Posted December 23rd, 2016, 10:09 AM
Last edited by kaisatsu; December 23rd, 2016 at 10:15 AM
We are currently in Buenos Aires on our return from 'another' Antarctic trip on Hurtigruten's Fram.
PP's reference to menus and then eating at McDonalds isn't quite right. On a drive by you would see the menu but you wouldn't eat anywhere!
National Geographic are not the only company down there (we saw them, and others, from time-to-time). All pretty much see the same penguins and the same landscapes. You need to do some research to check out the differences and see what suits you in terms of cos, time, landings and comfort. It's all very much a series of compromises.
I cannot stress the bolded enough. There is a huge array between a drive-by on a mainline like Holland and National Geographic!
NatGeo/Lindblad is often considered the crème de la crème of Antarctic expedition cruises, and as such, it's often among the most expensive. The different companies and offerings vary significantly in price as well as in comfort.
If you're looking for something close to a traditional cruise but with shore landings, Hurtigruten is a good place to look. The Fram feels pretty much like a small cruise ship, and the polarcirkel landing boats they use are a step up in convenience from the typical zodiacs.
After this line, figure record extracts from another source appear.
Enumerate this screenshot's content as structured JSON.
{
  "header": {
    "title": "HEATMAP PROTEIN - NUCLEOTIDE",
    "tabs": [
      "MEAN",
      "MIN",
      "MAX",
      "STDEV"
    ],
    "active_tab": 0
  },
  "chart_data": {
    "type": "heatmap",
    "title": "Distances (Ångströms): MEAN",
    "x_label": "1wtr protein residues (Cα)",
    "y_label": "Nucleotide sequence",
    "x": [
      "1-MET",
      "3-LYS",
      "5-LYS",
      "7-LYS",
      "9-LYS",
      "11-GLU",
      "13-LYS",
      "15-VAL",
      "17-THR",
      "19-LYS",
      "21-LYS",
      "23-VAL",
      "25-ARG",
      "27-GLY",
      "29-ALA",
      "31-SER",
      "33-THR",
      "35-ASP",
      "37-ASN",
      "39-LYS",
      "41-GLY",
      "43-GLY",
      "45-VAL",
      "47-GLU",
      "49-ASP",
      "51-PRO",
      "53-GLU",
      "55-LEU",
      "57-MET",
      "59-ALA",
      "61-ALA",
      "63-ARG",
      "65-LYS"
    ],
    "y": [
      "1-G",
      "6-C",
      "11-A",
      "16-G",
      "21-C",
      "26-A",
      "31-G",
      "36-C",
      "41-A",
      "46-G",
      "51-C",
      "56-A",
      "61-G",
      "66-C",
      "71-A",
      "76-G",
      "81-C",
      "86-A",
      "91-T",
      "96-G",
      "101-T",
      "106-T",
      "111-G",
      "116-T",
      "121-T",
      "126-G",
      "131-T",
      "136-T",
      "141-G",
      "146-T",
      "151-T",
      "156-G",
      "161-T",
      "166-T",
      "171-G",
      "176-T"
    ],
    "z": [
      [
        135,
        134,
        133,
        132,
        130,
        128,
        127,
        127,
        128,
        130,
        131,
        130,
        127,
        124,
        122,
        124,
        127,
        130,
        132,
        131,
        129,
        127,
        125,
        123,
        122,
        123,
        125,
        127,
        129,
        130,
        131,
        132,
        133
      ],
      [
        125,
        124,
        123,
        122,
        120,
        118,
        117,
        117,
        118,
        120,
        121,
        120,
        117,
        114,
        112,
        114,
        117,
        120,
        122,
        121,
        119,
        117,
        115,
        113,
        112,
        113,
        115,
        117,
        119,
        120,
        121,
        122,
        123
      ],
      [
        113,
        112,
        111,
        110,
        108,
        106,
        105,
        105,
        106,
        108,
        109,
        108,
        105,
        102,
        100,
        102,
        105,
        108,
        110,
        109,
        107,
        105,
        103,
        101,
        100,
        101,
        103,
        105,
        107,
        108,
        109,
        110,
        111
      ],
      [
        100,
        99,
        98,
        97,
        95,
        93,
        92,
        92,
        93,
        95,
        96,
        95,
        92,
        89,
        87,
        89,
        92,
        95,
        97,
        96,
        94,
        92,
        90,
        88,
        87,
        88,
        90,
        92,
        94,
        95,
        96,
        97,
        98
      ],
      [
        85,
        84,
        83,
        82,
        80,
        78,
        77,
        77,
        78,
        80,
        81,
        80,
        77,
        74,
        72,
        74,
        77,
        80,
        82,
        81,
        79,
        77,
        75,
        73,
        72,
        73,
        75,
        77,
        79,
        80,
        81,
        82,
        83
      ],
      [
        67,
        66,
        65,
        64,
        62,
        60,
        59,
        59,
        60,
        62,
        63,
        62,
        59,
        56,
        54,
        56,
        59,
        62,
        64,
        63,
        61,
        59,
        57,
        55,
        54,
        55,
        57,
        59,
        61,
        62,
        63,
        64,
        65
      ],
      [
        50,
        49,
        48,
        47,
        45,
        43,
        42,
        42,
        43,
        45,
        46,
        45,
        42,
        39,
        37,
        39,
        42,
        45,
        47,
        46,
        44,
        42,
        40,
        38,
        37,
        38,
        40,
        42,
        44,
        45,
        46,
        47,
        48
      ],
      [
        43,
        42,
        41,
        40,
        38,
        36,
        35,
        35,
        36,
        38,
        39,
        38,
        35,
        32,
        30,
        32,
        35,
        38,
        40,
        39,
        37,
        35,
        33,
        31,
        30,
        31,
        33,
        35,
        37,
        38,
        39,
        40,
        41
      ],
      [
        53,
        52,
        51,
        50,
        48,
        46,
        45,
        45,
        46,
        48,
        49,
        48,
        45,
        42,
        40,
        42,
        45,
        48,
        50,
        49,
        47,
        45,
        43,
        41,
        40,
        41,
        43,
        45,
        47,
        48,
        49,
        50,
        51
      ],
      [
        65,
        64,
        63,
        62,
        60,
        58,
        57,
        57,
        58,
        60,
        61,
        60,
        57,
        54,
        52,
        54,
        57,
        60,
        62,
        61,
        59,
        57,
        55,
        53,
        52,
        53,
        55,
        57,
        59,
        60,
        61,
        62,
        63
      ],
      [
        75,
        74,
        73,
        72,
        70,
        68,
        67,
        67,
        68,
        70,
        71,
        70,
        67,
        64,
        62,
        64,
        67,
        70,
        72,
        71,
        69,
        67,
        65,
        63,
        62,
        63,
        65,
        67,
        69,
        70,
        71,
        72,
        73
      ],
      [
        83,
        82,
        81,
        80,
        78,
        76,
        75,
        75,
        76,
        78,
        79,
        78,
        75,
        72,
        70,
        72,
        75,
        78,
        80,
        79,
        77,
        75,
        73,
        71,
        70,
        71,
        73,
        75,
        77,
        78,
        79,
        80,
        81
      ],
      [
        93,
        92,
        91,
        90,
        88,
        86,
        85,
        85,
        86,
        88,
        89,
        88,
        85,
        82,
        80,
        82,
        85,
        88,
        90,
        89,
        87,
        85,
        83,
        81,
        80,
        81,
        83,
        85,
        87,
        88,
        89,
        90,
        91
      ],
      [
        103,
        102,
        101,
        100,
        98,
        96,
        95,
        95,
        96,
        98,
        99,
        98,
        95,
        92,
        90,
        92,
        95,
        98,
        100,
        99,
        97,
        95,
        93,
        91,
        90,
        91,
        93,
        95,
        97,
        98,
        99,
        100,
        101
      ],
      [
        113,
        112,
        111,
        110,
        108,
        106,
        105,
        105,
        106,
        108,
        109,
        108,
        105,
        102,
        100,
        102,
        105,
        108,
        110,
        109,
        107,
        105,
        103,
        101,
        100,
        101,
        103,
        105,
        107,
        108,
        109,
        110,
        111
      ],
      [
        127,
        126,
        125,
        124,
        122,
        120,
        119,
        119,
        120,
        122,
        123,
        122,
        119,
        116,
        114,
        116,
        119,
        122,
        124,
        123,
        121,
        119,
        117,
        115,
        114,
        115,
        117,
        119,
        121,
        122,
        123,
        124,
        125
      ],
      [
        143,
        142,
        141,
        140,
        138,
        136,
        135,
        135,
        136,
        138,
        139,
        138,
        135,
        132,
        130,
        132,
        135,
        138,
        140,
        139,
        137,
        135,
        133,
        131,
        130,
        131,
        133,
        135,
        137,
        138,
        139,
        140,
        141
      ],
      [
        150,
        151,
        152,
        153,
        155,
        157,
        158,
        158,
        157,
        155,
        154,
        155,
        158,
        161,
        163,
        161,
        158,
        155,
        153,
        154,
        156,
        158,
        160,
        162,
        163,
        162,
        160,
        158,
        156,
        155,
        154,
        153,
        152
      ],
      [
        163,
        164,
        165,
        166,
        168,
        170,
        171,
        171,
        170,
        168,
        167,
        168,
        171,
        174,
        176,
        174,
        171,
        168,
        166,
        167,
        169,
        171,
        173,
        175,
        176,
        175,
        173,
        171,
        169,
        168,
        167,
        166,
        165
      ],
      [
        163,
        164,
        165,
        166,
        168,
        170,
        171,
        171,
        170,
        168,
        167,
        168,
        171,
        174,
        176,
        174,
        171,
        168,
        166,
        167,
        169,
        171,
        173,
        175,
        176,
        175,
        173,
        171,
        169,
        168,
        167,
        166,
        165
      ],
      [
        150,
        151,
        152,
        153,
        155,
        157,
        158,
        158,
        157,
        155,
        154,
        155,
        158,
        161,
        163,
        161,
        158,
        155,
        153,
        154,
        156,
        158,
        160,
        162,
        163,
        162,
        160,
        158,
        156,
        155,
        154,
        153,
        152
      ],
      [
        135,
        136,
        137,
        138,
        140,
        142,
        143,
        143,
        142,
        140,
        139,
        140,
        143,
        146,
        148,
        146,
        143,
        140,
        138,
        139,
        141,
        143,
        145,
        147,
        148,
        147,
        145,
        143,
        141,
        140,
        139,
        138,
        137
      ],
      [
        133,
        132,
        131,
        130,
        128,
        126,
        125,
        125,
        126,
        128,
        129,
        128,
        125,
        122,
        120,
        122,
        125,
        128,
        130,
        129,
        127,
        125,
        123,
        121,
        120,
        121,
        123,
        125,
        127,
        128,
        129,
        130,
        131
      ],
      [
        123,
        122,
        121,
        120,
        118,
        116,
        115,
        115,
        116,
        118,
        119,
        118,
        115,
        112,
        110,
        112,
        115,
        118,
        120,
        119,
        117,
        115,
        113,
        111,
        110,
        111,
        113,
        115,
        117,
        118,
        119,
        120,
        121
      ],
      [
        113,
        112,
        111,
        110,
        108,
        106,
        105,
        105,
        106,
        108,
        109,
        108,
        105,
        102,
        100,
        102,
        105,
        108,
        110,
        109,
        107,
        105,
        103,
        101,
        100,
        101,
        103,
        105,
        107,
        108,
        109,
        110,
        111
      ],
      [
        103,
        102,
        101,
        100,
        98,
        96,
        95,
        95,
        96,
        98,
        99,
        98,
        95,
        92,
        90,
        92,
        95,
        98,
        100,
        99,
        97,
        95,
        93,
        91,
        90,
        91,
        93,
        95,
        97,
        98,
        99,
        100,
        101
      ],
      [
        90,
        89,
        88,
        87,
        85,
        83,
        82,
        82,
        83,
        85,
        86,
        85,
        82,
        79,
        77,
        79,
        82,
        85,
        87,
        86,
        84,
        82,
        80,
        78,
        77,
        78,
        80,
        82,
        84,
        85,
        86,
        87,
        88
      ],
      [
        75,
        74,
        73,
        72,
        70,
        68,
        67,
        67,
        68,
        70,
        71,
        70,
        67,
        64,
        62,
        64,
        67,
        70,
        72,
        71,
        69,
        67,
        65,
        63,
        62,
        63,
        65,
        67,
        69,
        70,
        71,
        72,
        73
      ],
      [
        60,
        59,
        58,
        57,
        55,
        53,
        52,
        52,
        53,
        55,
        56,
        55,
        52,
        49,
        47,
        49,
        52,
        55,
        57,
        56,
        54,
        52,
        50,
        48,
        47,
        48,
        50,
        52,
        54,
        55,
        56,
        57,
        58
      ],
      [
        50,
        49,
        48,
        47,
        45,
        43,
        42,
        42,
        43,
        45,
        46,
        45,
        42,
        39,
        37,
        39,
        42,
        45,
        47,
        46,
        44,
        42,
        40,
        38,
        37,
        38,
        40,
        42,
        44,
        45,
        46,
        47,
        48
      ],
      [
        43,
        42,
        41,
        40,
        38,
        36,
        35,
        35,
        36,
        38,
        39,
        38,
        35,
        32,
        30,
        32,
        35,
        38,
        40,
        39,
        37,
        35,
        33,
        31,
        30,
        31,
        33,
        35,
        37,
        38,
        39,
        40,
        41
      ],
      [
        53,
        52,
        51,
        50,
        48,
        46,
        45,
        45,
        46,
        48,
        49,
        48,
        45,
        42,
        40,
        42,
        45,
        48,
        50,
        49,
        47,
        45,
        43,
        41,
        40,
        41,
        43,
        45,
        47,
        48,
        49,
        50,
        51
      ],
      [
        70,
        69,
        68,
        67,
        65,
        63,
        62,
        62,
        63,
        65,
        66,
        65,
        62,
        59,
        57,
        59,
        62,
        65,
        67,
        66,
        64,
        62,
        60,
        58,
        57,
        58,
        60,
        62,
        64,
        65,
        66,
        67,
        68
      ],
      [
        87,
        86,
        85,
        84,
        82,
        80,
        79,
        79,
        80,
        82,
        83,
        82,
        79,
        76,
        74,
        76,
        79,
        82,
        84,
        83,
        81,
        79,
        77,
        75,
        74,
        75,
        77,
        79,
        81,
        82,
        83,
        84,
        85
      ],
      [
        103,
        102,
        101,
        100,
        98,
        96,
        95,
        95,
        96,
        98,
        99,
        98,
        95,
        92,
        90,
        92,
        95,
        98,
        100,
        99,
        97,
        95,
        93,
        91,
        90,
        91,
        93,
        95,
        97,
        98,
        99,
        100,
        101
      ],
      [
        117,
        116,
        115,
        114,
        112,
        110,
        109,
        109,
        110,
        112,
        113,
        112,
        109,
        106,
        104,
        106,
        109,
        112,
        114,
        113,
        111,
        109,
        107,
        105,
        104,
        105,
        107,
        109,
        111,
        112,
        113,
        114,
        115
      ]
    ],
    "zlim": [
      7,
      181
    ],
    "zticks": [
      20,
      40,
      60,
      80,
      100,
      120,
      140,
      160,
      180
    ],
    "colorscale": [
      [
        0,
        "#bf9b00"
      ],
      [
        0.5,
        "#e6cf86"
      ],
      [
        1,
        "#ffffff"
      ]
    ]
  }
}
The more expedition-style ships can still be quite nice, but don't expect the food and amenities you'd find on a cruise. Personally, I like the simpler ships better, because I would rather have the trip feel more like an expedition than a cruise. It's nice to relax in a big glass lounge with a drink, but part of me would rather bundle up and go out on deck to enjoy the view. Of course it's purely personal taste and travel style! And if mobility is a concern, it may not be an option, since not all ships have lifts.
The zodiac trips are rarely intense. First, most landings and zodiac cruises take place in protected bays, because that's where the wildlife lives and the history happened. Also, if the seas are too rough, many ships aren't able to operate the equipment to put the landing boats in the water in the first place. I'd say the ride is usually comparable to being in a ski boat, and the biggest bumps are usually on par with crossing someone else's wake. An unfortunate Drake Passage crossing should be a much bigger concern than the zodiacs!